VII. Recommended Decision
Based on the above discussion, it is recommended that the Plaintiff's statement of errors be sustained to the extent that the case be remanded to the Commissioner for further proceedings pursuant to 42 U.S.C. §405(g), sentence four.
VIII. Procedure on Objections
If any party objects to this Report and Recommendation, that party may, within fourteen (14) days of the date of this Report, file and serve on all parties written objections to those specific proposed findings or recommendations to which objection is made, together with supporting authority for the objection(s). A judge of this Court shall make a de novo determination of those portions of the report or specified proposed findings or recommendations to which objection is made. Upon proper objections, a judge of this Court may accept, reject, or modify, in whole or in part, the findings or recommendations made herein, may receive further evidence or may recommit this matter to the magistrate judge with instructions. 28 U.S.C. §636(b)(1).
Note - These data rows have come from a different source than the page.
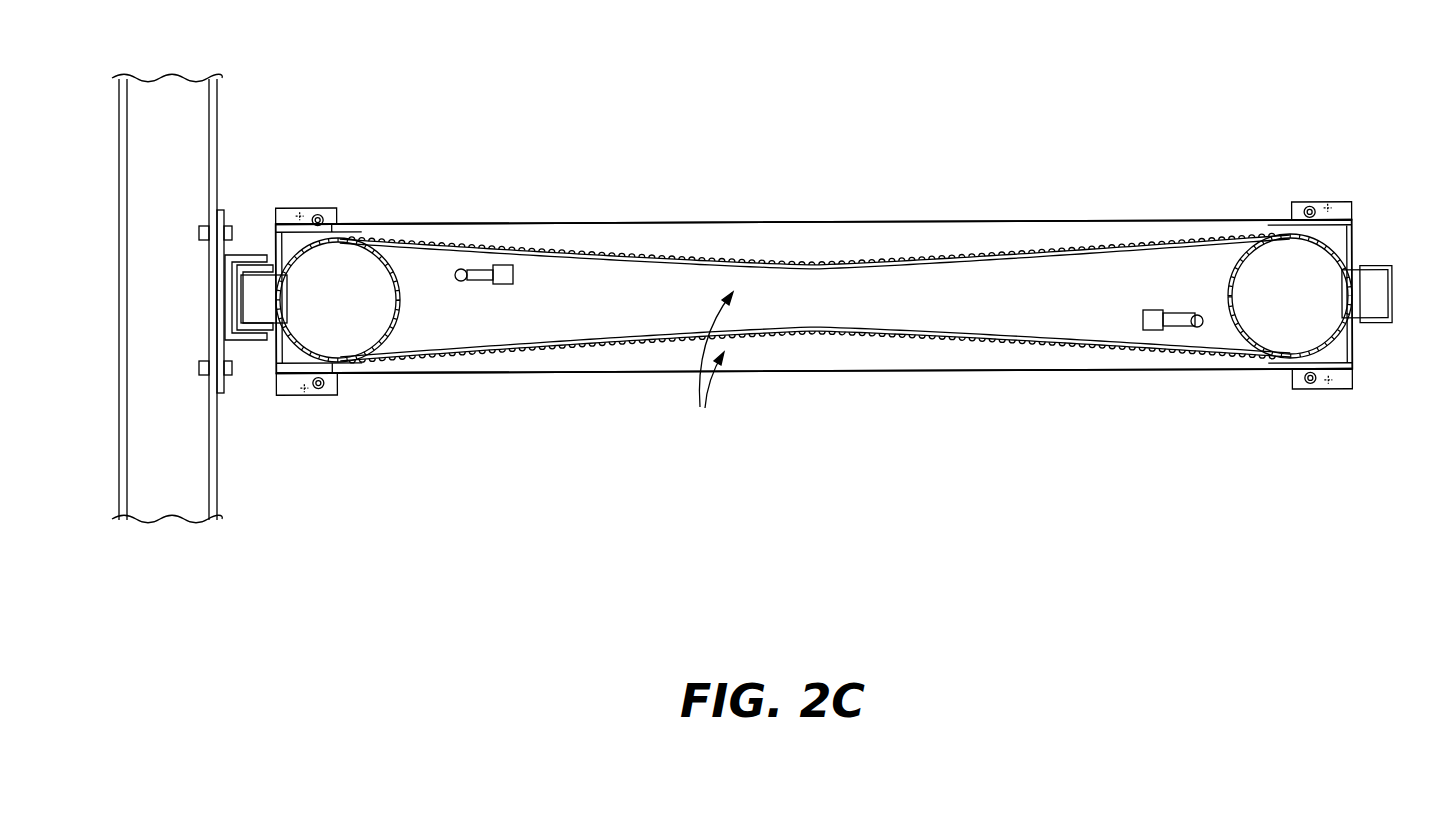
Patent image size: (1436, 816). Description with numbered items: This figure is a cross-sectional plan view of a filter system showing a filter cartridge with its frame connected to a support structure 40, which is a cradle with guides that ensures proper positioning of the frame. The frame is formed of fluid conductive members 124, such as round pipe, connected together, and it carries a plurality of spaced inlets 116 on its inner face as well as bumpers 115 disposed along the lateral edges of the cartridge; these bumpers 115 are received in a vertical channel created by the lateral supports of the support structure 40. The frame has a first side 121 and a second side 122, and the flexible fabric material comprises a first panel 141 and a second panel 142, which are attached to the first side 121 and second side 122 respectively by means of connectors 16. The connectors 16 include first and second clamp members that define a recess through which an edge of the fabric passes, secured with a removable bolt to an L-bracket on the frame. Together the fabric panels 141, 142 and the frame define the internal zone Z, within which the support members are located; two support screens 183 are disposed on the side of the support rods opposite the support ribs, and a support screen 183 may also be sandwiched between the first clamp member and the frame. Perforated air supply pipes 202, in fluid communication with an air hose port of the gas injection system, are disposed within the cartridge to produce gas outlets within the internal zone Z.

The support structure 40 is at (217, 62).
The connectors 16 is at (303, 172).
The first panel 141 is at (815, 222).
The second panel 142 is at (815, 372).
The support screens 183 is at (989, 256).
The spaced inlets 116 is at (398, 297).
The fluid conductive members 124 is at (395, 328).
The first side 121 is at (1287, 236).
The second side 122 is at (1288, 362).
The bumpers 115 is at (1380, 268).
The perforated air supply pipes 202 is at (467, 282).
The internal zone Z is at (712, 365).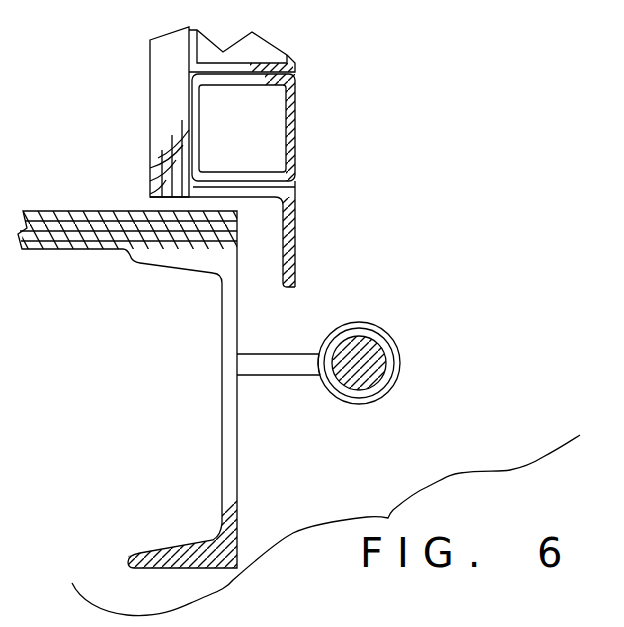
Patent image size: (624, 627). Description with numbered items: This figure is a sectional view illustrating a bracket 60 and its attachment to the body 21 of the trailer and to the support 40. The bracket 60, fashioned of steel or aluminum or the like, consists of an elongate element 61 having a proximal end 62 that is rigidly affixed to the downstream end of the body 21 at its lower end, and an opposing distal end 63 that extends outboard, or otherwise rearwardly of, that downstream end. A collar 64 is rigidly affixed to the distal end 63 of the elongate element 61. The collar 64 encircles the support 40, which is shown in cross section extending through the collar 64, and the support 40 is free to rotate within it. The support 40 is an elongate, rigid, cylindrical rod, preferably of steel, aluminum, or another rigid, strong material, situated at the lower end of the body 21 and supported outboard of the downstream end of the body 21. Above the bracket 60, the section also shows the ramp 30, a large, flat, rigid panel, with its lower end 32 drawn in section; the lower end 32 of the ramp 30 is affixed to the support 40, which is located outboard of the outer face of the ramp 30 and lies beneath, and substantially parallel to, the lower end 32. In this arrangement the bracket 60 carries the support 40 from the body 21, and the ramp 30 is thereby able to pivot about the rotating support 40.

The body 21 is at (242, 525).
The ramp 30 is at (293, 62).
The lower end 32 is at (297, 155).
The support 40 is at (387, 394).
The bracket 60 is at (304, 355).
The elongate element 61 is at (275, 361).
The proximal end 62 is at (248, 366).
The distal end 63 is at (310, 368).
The collar 64 is at (390, 338).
The parties are specifically advised that failure to object to the Report and Recommendation will result in a waiver of the right to have the district judge review the Report and Recommendation de novo, and also operates as a waiver of the right to appeal the decision of the District Court adopting the Report and Recommendation. See Thomas v. Arn, 474 U.S. 140 (1985); United States v. Walters, 638 F.2d 947 (6th Cir. 1981).